Greylin Nielsen ’14 performs on the aerial hoop.

There once was a day, perhaps not so long past, when every kid at some point entertained a dream of running away and joining the circus. Thrills and glory would await them there as they climb to the distant pinnacle near the highest peak of the Big Top and fly through the air on a swinging trapeze.

That dream, for many kids, is still alive and well, and thanks to Circus Smirkus, a training and touring circus company in Greensboro, Vt., many kids experience the circus life—without having to run away.

For Greylin Nielsen ’14, a Circus Smirkus performer for five years, from 8th grade through her senior year in high school, the experience gave her skills that will last a lifetime.

“Circus Smirkus is such a unique experience,” says Nielsen, who traveled around New England each summer as a performer in the company’s Big Top Tour. “It teaches group cohesion and self-confidence. It really develops the whole child.”

Nielsen will be among Circus Smirkus performers featured in Circus Dreams, an award-winning film that documents a year around the organization, which will be screened at the Academy of Music on Sunday, Feb. 19, as part of the Northampton Arts Council’s Four Sundays in February series.

Teenaged Greylin Nielsen (on far right) with Circus Smirkus, circa 2008.

Teenaged Greylin Nielsen (on far right) with Circus Smirkus, circa 2008.

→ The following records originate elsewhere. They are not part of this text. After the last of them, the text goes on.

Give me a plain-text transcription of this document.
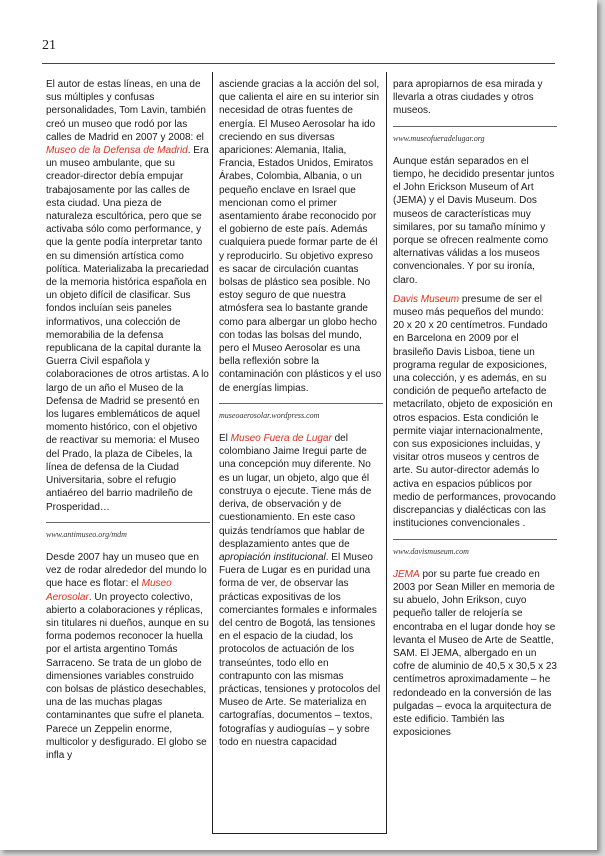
21

El autor de estas líneas, en una de sus múltiples y confusas personalidades, Tom Lavin, también creó un museo que rodó por las calles de Madrid en 2007 y 2008: el Museo de la Defensa de Madrid. Era un museo ambulante, que su creador-director debía empujar trabajosamente por las calles de esta ciudad. Una pieza de naturaleza escultórica, pero que se activaba sólo como performance, y que la gente podía interpretar tanto en su dimensión artística como política. Materializaba la precariedad de la memoria histórica española en un objeto difícil de clasificar. Sus fondos incluían seis paneles informativos, una colección de memorabilia de la defensa republicana de la capital durante la Guerra Civil española y colaboraciones de otros artistas. A lo largo de un año el Museo de la Defensa de Madrid se presentó en los lugares emblemáticos de aquel momento histórico, con el objetivo de reactivar su memoria: el Museo del Prado, la plaza de Cibeles, la línea de defensa de la Ciudad Universitaria, sobre el refugio antiaéreo del barrio madrileño de Prosperidad…

www.antimuseo.org/mdm

Desde 2007 hay un museo que en vez de rodar alrededor del mundo lo que hace es flotar: el Museo Aerosolar. Un proyecto colectivo, abierto a colaboraciones y réplicas, sin titulares ni dueños, aunque en su forma podemos reconocer la huella por el artista argentino Tomás Sarraceno. Se trata de un globo de dimensiones variables construido con bolsas de plástico desechables, una de las muchas plagas contaminantes que sufre el planeta. Parece un Zeppelin enorme, multicolor y desfigurado. El globo se infla y

asciende gracias a la acción del sol, que calienta el aire en su interior sin necesidad de otras fuentes de energía. El Museo Aerosolar ha ido creciendo en sus diversas apariciones: Alemania, Italia, Francia, Estados Unidos, Emiratos Árabes, Colombia, Albania, o un pequeño enclave en Israel que mencionan como el primer asentamiento árabe reconocido por el gobierno de este país. Además cualquiera puede formar parte de él y reproducirlo. Su objetivo expreso es sacar de circulación cuantas bolsas de plástico sea posible. No estoy seguro de que nuestra atmósfera sea lo bastante grande como para albergar un globo hecho con todas las bolsas del mundo, pero el Museo Aerosolar es una bella reflexión sobre la contaminación con plásticos y el uso de energías limpias.

museoaerosolar.wordpress.com

El Museo Fuera de Lugar del colombiano Jaime Iregui parte de una concepción muy diferente. No es un lugar, un objeto, algo que él construya o ejecute. Tiene más de deriva, de observación y de cuestionamiento. En este caso quizás tendríamos que hablar de desplazamiento antes que de apropiación institucional. El Museo Fuera de Lugar es en puridad una forma de ver, de observar las prácticas expositivas de los comerciantes formales e informales del centro de Bogotá, las tensiones en el espacio de la ciudad, los protocolos de actuación de los transeúntes, todo ello en contrapunto con las mismas prácticas, tensiones y protocolos del Museo de Arte. Se materializa en cartografías, documentos – textos, fotografías y audioguías – y sobre todo en nuestra capacidad

para apropiarnos de esa mirada y llevarla a otras ciudades y otros museos.

www.museofueradelugar.org

Aunque están separados en el tiempo, he decidido presentar juntos el John Erickson Museum of Art (JEMA) y el Davis Museum. Dos museos de características muy similares, por su tamaño mínimo y porque se ofrecen realmente como alternativas válidas a los museos convencionales. Y por su ironía, claro.

Davis Museum presume de ser el museo más pequeños del mundo: 20 x 20 x 20 centímetros. Fundado en Barcelona en 2009 por el brasileño Davis Lisboa, tiene un programa regular de exposiciones, una colección, y es además, en su condición de pequeño artefacto de metacrilato, objeto de exposición en otros espacios. Esta condición le permite viajar internacionalmente, con sus exposiciones incluidas, y visitar otros museos y centros de arte. Su autor-director además lo activa en espacios públicos por medio de performances, provocando discrepancias y dialécticas con las instituciones convencionales .

www.davismuseum.com

JEMA por su parte fue creado en 2003 por Sean Miller en memoria de su abuelo, John Erikson, cuyo pequeño taller de relojería se encontraba en el lugar donde hoy se levanta el Museo de Arte de Seattle, SAM. El JEMA, albergado en un cofre de aluminio de 40,5 x 30,5 x 23 centímetros aproximadamente – he redondeado en la conversión de las pulgadas – evoca la arquitectura de este edificio. También las exposiciones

The film will be preceded by performances by Circus Smirkus clowns, aerialists and others. The event, which is sponsored by Smith College, begins at 2 p.m.

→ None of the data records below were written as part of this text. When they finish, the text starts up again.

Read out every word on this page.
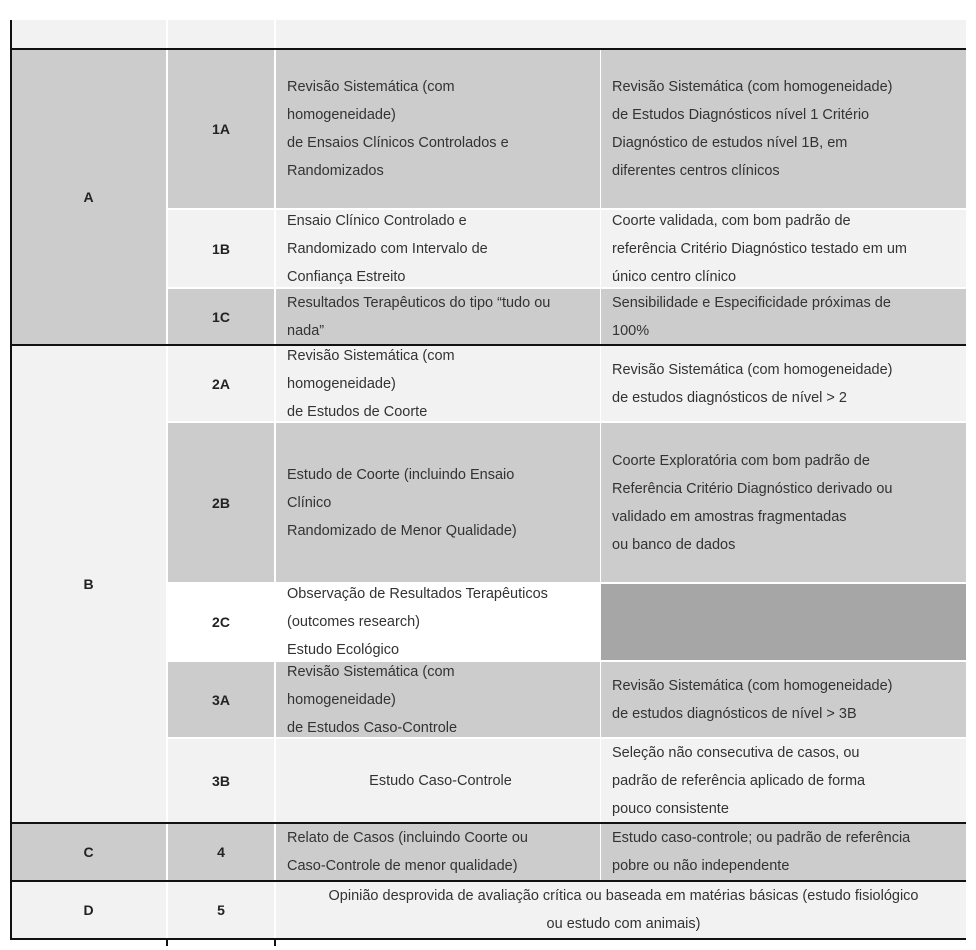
A
B
C
D
1A
Revisão Sistemática (com
homogeneidade)
de Ensaios Clínicos Controlados e
Randomizados
Revisão Sistemática (com homogeneidade)
de Estudos Diagnósticos nível 1 Critério
Diagnóstico de estudos nível 1B, em
diferentes centros clínicos
1B
Ensaio Clínico Controlado e
Randomizado com Intervalo de
Confiança Estreito
Coorte validada, com bom padrão de
referência Critério Diagnóstico testado em um
único centro clínico
1C
Resultados Terapêuticos do tipo “tudo ou
nada”
Sensibilidade e Especificidade próximas de
100%
2A
Revisão Sistemática (com
homogeneidade)
de Estudos de Coorte
Revisão Sistemática (com homogeneidade)
de estudos diagnósticos de nível > 2
2B
Estudo de Coorte (incluindo Ensaio
Clínico
Randomizado de Menor Qualidade)
Coorte Exploratória com bom padrão de
Referência Critério Diagnóstico derivado ou
validado em amostras fragmentadas
ou banco de dados
2C
Observação de Resultados Terapêuticos
(outcomes research)
Estudo Ecológico
3A
Revisão Sistemática (com
homogeneidade)
de Estudos Caso-Controle
Revisão Sistemática (com homogeneidade)
de estudos diagnósticos de nível > 3B
3B	Estudo Caso-Controle
Seleção não consecutiva de casos, ou
padrão de referência aplicado de forma
pouco consistente
4
Relato de Casos (incluindo Coorte ou
Caso-Controle de menor qualidade)
Estudo caso-controle; ou padrão de referência
pobre ou não independente
5
Opinião desprovida de avaliação crítica ou baseada em matérias básicas (estudo fisiológico
ou estudo com animais)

Nielsen, who is from Temple, N.H., had had a taste of circus performance beginning in fifth grade with the Hilltop Circus, a small company associated with her school. She and her younger brother were introduced to aerial acts such as trapeze, aerial hoop and tight wire. “I thought, ‘This is really cool, I can walk across a tight wire,’” she says. “It captured my interest and kept it.”

After auditioning for Circus Smirkus, Nielsen quickly set to work training for performance on tight wire, trapeze, “pretty much anything that was airborne.”

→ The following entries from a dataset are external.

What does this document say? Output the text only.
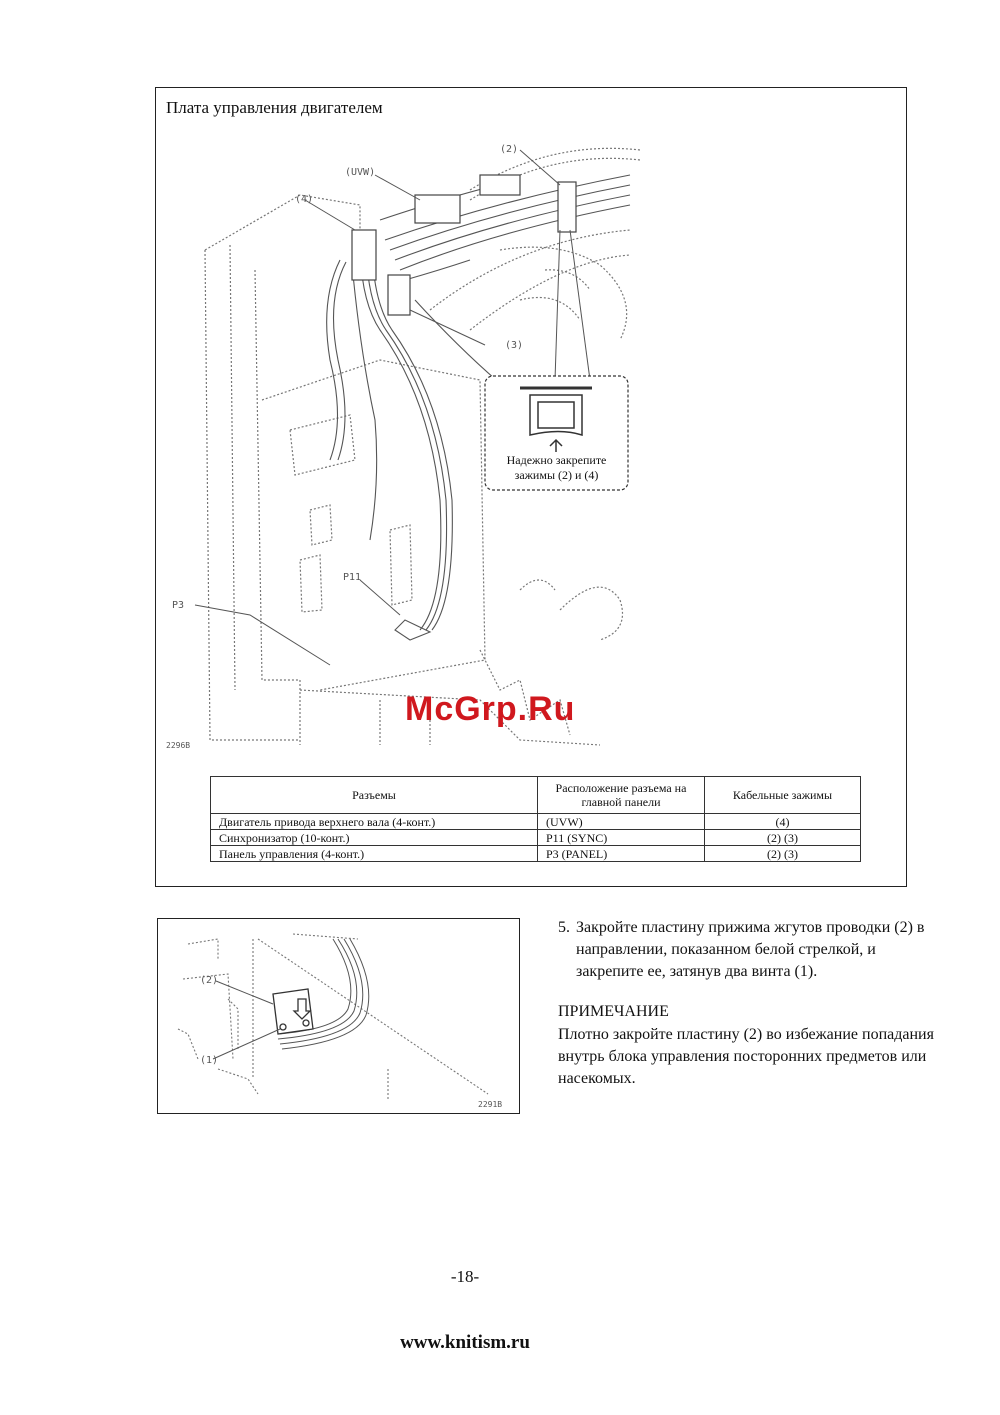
Плата управления двигателем
(UVW)
(2)
(4)
(3)
P11
P3
2296B
Надежно закрепите зажимы (2) и (4)
McGrp.Ru
Разъемы	Расположение разъема на главной панели	Кабельные зажимы
Двигатель привода верхнего вала (4-конт.)	(UVW)	(4)
Синхронизатор (10-конт.)	P11 (SYNC)	(2) (3)
Панель управления (4-конт.)	P3 (PANEL)	(2) (3)
(2)
(1)
2291B
5. Закройте пластину прижима жгутов проводки (2) в направлении, показанном белой стрелкой, и закрепите ее, затянув два винта (1).
ПРИМЕЧАНИЕ
Плотно закройте пластину (2) во избежание попадания внутрь блока управления посторонних предметов или насекомых.
-18-
www.knitism.ru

It didn’t take long before Nielsen found herself flying through the air. “I got to be thrown around a lot,” she recalls. “They like to try things with little people.”

Circus Smirkus has hosted and trained kids, ages 10 to 18, in a range of circus performing skills at its summer camps and school programs for the past 25 years.

Addison MacDonald, manager of the Smith College Conference Center and a fellow former Circus Smirkus performer, agrees with Nielsen that the childhood circus experience was transformative.

“At the age of 10, I was spending my summers with performers from across the world out of a farmhouse in northern Vermont,” he describes. “The experience really taught me to be adaptable to both people and situations.”

circusdreamsUnlike Nielsen, MacDonald remained mostly on the ground during his four years with Circus Smirkus, from age 10 to 14. “I opened each show as a rapping clown, which still humiliates me to this day,” he says. “Later I was trained in juggling, acrobatics and magic. Being a clown was my strength.”

Though their tenures with Circus Smirkus were separated by a couple decades, both Nielsen and MacDonald developed friendships there that have been with them since.

“I’ve gained an amazing network of friends from Circus Smirkus,” says Addison. “I’ve been to Europe and South America to watch and perform with friends I met during my summers at Smirkus.”

For Nielsen, a biology major, the circus life continues into her life at Smith. She trains and teaches other performers in circus arts at Show Circus Studio in Easthampton, and she’s attempting to start a Circus Club at Smith, called the Bearded Ladies.

“There are a lot of people who want to do circus,” she says. “Circus is on the rise.”

As Nielsen remembers it, the year the film Circus Dreams was being shot was one of high stress. It was 2006 and the company was on the verge of financial collapse, unsure if it would open its doors again the next season.

Circus Smirkus obtained the funding needed to open for another season and has continued growing since.

“It’s nice to go back and watch the documentary now,” says Nielsen, “but it’s humbling to see that part of my life captured forever—my ignorant adolescence.”

Tickets for the Circus Dreams screening and circus show (in advance: $8 for adults, $5 for kids under 16; at the door for $10 adults, $5 for kids under 16) are available online and at local businesses, or by calling Northampton Arts Council, 413-587-1069.